My wish is simple: Give me a full-function preamplifier that affects the music as little as a piece of wire. Oh, and design it to have a sensible amount of gain, not the 20+dB or so that means the volume control has to be set at 9 o'clock or lower.

• Wire, of course, has the easiest task of all. In the case of an interconnect, it simply passes the voltage signal present at its input plug to the component at its output end; in the case of a speaker cable, it has to do this and carry the appropriately large current demanded by the loudspeaker load. Why is it that interconnects and speaker cables have sufficient sonic characters of their own that none actually meets this paradigm? I have heard plenty of good cables, but even the best still sound different from one another, meaning that perfection must be a goodly way away from what is currently possible.

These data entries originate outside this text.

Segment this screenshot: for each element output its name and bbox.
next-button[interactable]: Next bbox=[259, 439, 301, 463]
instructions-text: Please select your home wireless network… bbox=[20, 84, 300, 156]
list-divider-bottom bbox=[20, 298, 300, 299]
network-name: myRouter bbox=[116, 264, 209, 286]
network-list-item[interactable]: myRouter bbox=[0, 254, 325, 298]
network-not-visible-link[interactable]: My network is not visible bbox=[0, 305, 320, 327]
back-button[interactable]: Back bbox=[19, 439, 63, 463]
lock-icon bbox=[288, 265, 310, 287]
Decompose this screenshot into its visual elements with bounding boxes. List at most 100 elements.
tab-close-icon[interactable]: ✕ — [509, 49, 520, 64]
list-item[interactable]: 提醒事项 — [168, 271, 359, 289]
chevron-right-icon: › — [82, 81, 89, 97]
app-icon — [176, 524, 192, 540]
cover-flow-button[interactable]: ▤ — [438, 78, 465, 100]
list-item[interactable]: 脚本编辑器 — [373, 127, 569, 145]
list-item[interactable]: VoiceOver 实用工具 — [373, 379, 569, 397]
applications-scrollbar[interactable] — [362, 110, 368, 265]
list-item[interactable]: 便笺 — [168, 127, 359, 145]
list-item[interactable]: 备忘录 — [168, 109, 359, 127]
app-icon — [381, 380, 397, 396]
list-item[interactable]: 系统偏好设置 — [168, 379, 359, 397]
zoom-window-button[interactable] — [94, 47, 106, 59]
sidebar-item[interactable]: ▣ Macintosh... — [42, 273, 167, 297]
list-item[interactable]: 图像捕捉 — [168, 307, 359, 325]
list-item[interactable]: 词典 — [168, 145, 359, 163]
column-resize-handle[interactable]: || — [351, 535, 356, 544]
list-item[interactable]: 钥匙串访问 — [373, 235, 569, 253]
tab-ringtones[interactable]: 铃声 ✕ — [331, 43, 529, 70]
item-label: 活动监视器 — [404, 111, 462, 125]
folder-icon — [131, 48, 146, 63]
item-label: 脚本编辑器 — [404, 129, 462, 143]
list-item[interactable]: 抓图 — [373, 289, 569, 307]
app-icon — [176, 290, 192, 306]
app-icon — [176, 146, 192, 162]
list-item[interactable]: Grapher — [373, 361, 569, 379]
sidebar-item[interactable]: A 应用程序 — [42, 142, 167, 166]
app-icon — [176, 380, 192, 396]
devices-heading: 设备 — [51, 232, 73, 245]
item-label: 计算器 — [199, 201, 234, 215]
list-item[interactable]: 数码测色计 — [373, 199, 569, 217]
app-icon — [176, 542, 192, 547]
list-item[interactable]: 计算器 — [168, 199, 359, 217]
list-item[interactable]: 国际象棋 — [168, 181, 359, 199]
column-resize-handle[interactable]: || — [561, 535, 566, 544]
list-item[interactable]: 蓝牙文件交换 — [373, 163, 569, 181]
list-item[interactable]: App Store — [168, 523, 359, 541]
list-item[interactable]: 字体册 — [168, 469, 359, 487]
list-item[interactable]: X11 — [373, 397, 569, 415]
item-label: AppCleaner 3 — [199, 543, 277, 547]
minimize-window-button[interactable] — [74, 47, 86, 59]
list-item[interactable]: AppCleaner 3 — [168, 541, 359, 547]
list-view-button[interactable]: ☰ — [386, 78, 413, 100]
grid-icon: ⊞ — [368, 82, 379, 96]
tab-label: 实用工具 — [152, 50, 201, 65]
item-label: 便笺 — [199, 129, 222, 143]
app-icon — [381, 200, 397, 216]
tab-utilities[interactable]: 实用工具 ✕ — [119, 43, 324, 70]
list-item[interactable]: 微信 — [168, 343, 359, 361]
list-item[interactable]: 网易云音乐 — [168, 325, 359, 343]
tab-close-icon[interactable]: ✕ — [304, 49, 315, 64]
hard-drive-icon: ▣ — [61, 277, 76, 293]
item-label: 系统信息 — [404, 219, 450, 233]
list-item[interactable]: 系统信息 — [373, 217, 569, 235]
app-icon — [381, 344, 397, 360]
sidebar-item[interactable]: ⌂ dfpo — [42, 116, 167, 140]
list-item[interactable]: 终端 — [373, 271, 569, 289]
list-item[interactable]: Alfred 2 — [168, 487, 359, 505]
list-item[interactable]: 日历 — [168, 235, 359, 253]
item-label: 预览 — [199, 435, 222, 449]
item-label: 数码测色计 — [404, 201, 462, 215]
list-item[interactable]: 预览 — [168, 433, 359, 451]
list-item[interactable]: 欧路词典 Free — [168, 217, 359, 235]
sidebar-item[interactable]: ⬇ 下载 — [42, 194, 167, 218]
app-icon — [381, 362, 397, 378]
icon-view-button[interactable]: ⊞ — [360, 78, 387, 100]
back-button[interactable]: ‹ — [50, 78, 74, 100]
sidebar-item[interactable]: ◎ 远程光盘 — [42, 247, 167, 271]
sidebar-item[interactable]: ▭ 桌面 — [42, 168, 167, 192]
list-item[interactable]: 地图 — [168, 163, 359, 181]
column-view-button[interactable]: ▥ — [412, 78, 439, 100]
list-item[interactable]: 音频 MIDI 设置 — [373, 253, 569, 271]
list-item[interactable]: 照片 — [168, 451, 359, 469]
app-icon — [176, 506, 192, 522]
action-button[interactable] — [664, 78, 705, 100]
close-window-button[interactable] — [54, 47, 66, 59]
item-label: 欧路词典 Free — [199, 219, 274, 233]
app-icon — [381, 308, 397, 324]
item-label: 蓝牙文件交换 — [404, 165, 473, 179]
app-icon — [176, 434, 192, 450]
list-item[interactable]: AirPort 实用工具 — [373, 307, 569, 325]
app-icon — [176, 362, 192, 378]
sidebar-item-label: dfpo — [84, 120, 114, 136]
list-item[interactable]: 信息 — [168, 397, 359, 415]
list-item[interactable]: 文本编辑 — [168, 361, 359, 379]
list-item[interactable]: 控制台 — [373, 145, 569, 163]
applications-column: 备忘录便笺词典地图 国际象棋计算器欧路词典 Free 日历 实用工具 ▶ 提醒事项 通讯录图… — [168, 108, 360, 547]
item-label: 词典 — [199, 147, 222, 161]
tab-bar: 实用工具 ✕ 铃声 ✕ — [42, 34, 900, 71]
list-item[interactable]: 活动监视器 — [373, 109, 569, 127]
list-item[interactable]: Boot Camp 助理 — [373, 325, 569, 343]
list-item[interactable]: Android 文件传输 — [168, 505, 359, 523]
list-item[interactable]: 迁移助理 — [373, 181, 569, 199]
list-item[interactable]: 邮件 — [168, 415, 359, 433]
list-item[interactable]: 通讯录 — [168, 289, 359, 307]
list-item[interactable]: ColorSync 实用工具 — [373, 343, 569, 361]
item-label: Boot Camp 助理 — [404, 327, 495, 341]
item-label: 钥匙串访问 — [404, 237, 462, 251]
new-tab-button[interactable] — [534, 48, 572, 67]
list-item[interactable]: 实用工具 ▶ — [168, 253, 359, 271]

• The source of choice for many audiophiles is still the analog disc—indeed, this issue's focus on the LP is no coincidence. But let's say you're committed to CD. In a sense, the music is defined by the silence between the notes, the latter only acting as a framework or scaffold. Yet digital replay seems to get the relevance of the musical silences more wrong than analog, despite its having a lower noise floor.

What I want is a CD replay system that sounds as smooth and natural as the best analog but without dulling the edge of the music's message, gets the filigree presentation of detail typical of live sound correct without it sounding like there is a series of resonances in the mid to upper treble, and produces a soundstage with a sweep and perspective that puts the listener in contact with the musicians at the original event. Oh, and if this system does exist, I'd like to be able to afford it. Even when you can get components that get at least halfway toward the twin goals of accuracy and musical communication, why do they invariably cost an arm an leg?

Well, that's all I want in 1993. I sure hope the High End can deliver it to me.